Behe asks us to consider the simplicity of a hook-and-eye latch. Neither the hook nor the eye, by themselves, can latch a door, of course. Similarly, the disulfide bond between two cysteines (amino acid residues) acts like a hook-and-eye. Two compatible features are required for functionality. As unlikely as it is for any mutation to produce new functionality, all by itself, when two changes are needed for a new feature, there’s a quantum leap in probabilistic difficulty. More than two . . . it gets exponentially worse. And while you wait for the second and subsequent mutations, it is highly probable that other, damaging mutations hit the same gene. Behe: “Poison-pill mutations will always dominate a Darwinian evolutionary landscape.”

He cites evolutionists who have admitted the challenge of getting just two coordinated point mutations getting selected for new functionality, like the disulfide bond. Always remember that for evolution to work, the new function must so dominate the population that the original genes die out completely. Evolution is about differential reproduction – new features can’t just be somewhat better; they have to out-reproduce the old to extinction. Furthermore, the materialist has to explain where the original, incredibly complex protein nanomachines came from.

The Darwinist claims that his “theory can easily explain an out-board motor – it just has trouble explaining the hook-and-eye latch on the shed where it’s stored.”

Mutations and natural selection work to break bio-machines and drive genomes toward extinction.

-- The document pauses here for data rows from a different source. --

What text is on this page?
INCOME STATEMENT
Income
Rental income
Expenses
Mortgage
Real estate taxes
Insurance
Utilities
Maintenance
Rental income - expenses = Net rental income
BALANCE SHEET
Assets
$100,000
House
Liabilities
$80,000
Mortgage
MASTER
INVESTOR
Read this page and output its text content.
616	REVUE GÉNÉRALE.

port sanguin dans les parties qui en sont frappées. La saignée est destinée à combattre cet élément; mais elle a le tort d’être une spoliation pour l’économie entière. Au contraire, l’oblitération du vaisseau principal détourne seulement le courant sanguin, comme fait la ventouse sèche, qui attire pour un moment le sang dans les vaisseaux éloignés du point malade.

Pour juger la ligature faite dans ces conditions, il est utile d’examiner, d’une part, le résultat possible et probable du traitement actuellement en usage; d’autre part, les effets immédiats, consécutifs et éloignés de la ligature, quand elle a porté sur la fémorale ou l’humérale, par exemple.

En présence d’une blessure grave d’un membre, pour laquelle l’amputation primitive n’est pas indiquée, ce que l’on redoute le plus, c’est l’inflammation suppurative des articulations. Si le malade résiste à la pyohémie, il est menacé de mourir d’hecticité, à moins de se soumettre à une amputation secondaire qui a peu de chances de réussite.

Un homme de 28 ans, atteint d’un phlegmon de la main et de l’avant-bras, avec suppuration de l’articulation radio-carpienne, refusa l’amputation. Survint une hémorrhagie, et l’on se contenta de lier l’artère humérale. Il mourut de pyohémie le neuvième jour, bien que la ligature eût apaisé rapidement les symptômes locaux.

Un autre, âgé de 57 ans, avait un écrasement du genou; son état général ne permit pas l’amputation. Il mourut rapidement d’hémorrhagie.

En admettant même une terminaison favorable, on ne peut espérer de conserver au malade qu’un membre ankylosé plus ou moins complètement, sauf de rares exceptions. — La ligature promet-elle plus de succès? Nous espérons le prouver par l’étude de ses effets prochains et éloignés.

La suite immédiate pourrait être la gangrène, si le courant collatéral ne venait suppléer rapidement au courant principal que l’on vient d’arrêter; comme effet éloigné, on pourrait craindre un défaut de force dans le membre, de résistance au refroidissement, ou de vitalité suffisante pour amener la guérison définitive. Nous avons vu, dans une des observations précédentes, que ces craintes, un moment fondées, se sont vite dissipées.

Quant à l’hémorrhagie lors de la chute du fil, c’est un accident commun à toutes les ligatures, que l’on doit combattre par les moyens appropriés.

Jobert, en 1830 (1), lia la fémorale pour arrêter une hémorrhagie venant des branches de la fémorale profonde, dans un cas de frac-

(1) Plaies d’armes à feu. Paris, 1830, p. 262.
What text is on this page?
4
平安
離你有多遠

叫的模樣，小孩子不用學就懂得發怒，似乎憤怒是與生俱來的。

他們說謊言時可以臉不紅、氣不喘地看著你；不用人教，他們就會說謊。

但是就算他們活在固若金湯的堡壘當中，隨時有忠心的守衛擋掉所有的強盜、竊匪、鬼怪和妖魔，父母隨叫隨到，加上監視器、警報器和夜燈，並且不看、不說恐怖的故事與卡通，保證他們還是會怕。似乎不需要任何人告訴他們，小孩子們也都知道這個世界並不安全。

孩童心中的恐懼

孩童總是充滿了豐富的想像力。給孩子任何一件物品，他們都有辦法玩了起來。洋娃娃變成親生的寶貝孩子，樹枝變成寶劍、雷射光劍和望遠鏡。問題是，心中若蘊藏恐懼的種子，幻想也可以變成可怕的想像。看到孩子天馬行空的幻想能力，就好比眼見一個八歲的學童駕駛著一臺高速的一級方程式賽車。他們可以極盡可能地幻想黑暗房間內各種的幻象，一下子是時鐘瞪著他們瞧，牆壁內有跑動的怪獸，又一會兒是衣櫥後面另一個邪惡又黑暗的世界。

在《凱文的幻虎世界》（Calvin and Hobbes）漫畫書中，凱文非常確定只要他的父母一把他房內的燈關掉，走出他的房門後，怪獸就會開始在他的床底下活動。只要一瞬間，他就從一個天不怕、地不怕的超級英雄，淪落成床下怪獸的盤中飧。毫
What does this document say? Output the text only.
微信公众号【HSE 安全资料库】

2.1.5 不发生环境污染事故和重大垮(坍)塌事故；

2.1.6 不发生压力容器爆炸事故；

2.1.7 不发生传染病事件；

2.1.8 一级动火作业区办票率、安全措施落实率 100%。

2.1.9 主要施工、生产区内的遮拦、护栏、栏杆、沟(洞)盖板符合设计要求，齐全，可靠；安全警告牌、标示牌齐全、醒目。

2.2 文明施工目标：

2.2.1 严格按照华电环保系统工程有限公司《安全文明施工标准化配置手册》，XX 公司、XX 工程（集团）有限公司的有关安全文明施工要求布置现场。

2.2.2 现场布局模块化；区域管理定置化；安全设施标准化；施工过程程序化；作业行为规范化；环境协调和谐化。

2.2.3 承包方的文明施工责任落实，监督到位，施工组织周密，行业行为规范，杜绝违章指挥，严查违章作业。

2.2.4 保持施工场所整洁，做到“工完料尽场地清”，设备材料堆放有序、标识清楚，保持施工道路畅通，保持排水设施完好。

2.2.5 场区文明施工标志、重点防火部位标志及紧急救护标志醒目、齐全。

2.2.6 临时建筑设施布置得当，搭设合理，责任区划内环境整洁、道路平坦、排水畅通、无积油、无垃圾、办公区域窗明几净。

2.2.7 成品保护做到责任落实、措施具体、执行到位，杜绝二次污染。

The much-analyzed and much-cited cases of bacterial resistance to antibiotics, proclaimed as ‘evolution in action’ are, without exception, examples of damage that results in less sensitivity to the antibiotic medicine. A useful analogy is to blow up the bridges outside your city to keep the invading army out. The broken bridges help the city survive against the army, but the city has lost useful functions, hasn’t it? In peacetime, a city without bridges won’t compete favorably. Neither do mutant bacteria in the absence of antibiotics. The MSU experiments show this effect time and again.

Darwinian evolution, mutations and natural selection, to whatever degree it actually happens, is a dead end. It should be called de-volution.

In closing, Behe does a creditable job clobbering Francis Crick’s assertion that all of human experience, our joys, sorrows, ambitions, are just molecules in motion, that we’re just a pack of neurons. Yet everyone knows – axiomatically – that we are conscious, we act with freedom of will, that human life is rich with properties not found in the Periodic Table . . . love, joy, meaning, hope, integrity, morality, beauty . . . Namely, you exist as a person. Science is small in scope. Science is about counting, weighing, and measuring stuff. Human life is richer. We’re made in God’s image. It’s His reality and the big stuff is immaterial . . . spiritual.

Behe: “Life is a product of mind.” He should be so bold as to identify that ‘mind’ as God’s – God as revealed in the Bible. But even Behe’s simple statement, as he reports, produces shock in academia. Establishment academics are committed, stupidly, to materialism while pretending their foundation is science.

Stupid? Yes, since science is built atop other foundations, like mathematics, which is built atop logic. Logic, in turn, along with observational experience – a vital component of science – is built atop rational thought. Rational thought cannot be built on top of brain chemistry. It’s dumb to think so.